Mark ! Où tu as foutu le chichon ??!

Si vous aviez des doutes sur le fait que la musique des Screaming Trees regorge de stupéfiants, voilà une pochette qui devrait vous le confirmer. Probablement dessinée par un ado de quinze ans à qui on aurait refilé de l’herbe, cette étrange couverture (Alice aux pays des merveilles en version déviante ?) est pourtant raccord avec son contenu. Invisible Lantern étant un des disques les plus singuliers du grunge des années 1980. Peut-être encore plus que les précédentes sorties du groupe. Parce que si l’influence psychédélique fait partie intégrante de leur musique depuis le début, elle n’a jamais été aussi prégnante ici.
Autre détail qui surprend, ce son de guitare très agressif et une interprétation qui l’est presque autant. Étant compagnons de label, il est possible que Hüsker Dü ait pu donner l’envie au gang des frères Conner de s’orienter vers une approche plus punk et également plus bruyante. Car cette production bien brouillonne et saturée de fuzz n’est pas sans évoquer leur New Day Rising.

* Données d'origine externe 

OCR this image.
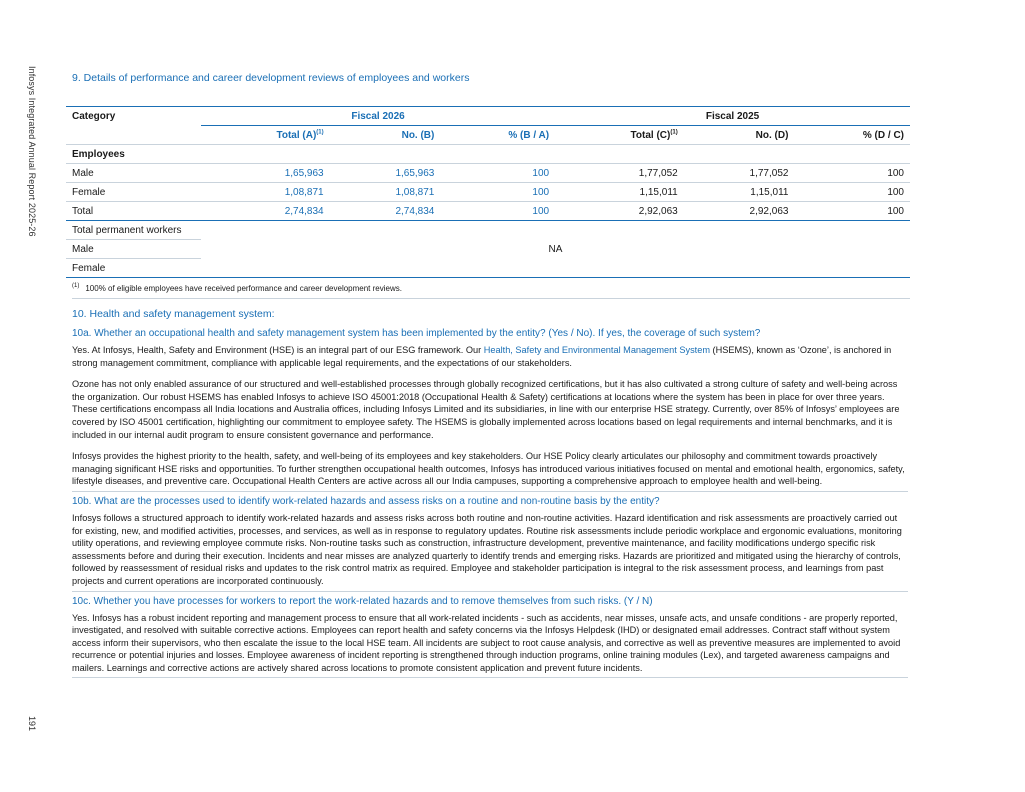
Infosys Integrated Annual Report 2025-26
191
9. Details of performance and career development reviews of employees and workers
Category	Fiscal 2026			Fiscal 2025		
	Total $(A)^{(1)}$	No. (B)	% (B / A)	Total $(C)^{(1)}$	No. (D)	% (D / C)
Employees						
Male	1,65,963	1,65,963	100	1,77,052	1,77,052	100
Female	1,08,871	1,08,871	100	1,15,011	1,15,011	100
Total	2,74,834	2,74,834	100	2,92,063	2,92,063	100
Total permanent workers	NA					
Male						
Female						
$^{(1)}$ 100% of eligible employees have received performance and career development reviews.
10. Health and safety management system:
10a. Whether an occupational health and safety management system has been implemented by the entity? (Yes / No). If yes, the coverage of such system?
Yes. At Infosys, Health, Safety and Environment (HSE) is an integral part of our ESG framework. Our Health, Safety and Environmental Management System (HSEMS), known as ‘Ozone’, is anchored in strong management commitment, compliance with applicable legal requirements, and the expectations of our stakeholders.
Ozone has not only enabled assurance of our structured and well-established processes through globally recognized certifications, but it has also cultivated a strong culture of safety and well-being across the organization. Our robust HSEMS has enabled Infosys to achieve ISO 45001:2018 (Occupational Health & Safety) certifications at locations where the system has been in place for over three years. These certifications encompass all India locations and Australia offices, including Infosys Limited and its subsidiaries, in line with our enterprise HSE strategy. Currently, over 85% of Infosys’ employees are covered by ISO 45001 certification, highlighting our commitment to employee safety. The HSEMS is globally implemented across locations based on legal requirements and internal benchmarks, and it is included in our internal audit program to ensure consistent governance and performance.
Infosys provides the highest priority to the health, safety, and well-being of its employees and key stakeholders. Our HSE Policy clearly articulates our philosophy and commitment towards proactively managing significant HSE risks and opportunities. To further strengthen occupational health outcomes, Infosys has introduced various initiatives focused on mental and emotional health, ergonomics, safety, lifestyle diseases, and preventive care. Occupational Health Centers are active across all our India campuses, supporting a comprehensive approach to employee health and well-being.
10b. What are the processes used to identify work-related hazards and assess risks on a routine and non-routine basis by the entity?
Infosys follows a structured approach to identify work-related hazards and assess risks across both routine and non-routine activities. Hazard identification and risk assessments are proactively carried out for existing, new, and modified activities, processes, and services, as well as in response to regulatory updates. Routine risk assessments include periodic workplace and ergonomic evaluations, monitoring utility operations, and reviewing employee commute risks. Non-routine tasks such as construction, infrastructure development, preventive maintenance, and facility modifications undergo specific risk assessments before and during their execution. Incidents and near misses are analyzed quarterly to identify trends and emerging risks. Hazards are prioritized and mitigated using the hierarchy of controls, followed by reassessment of residual risks and updates to the risk control matrix as required. Employee and stakeholder participation is integral to the risk assessment process, and learnings from past projects and current operations are incorporated continuously.
10c. Whether you have processes for workers to report the work-related hazards and to remove themselves from such risks. (Y / N)
Yes. Infosys has a robust incident reporting and management process to ensure that all work-related incidents - such as accidents, near misses, unsafe acts, and unsafe conditions - are properly reported, investigated, and resolved with suitable corrective actions. Employees can report health and safety concerns via the Infosys Helpdesk (IHD) or designated email addresses. Contract staff without system access inform their supervisors, who then escalate the issue to the local HSE team. All incidents are subject to root cause analysis, and corrective as well as preventive measures are implemented to avoid recurrence or potential injuries and losses. Employee awareness of incident reporting is strengthened through induction programs, online training modules (Lex), and targeted awareness campaigns and mailers. Learnings and corrective actions are actively shared across locations to promote consistent application and prevent future incidents.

Heureusement, les compositions sont d’un autre calibre que ce classique surcoté. Les ex-natifs d’Ellensburg ne négligeant pas les mélodies accrocheuses. Des mélodies très pop contrastant avec ce garage rock noisy un poil chaotique (le fuzz débordant de « She Knows »). Parce que si vous pensiez que cet album est plus carré que Even If and Especially When, vous vous mettez le doigt dans l’œil !


Si « Ivy » le fait démarrer sur les chapeaux de roues (rien que la gueulante de Lanegan vaut son pesant de cacahuètes, ça sent la détresse du drogué en manque), c’est quand même bien le bordel cette histoire ! Un désordre qui se poursuit jusqu’au dernier morceau de cette face-A décidément difficile à cerner malgré quelques refrains pas piqués des hannetons (« Straight Out to Any Place »). « Grey Diamond Desert » entamant une rupture de ton. Voici donc une ballade. Une bien jolie ma foi. Mark démontrant quel grand crooner il pourra être dans le futur.
Cependant, cet aspect amateur est justement ce qui fait le charme de cette période. La formation se cherche, ne se trouve pas toujours mais son énergie, son enthousiasme et son inspiration (puisqu’il y a de chouettes mélodies là-dedans) donnent un charme fou à leur grunge. La fratrie Conner est aussi capable de trouver un riff ou un solo décisif rendant la moindre chanson bancale au minimum appréciable (« Shadow Song »).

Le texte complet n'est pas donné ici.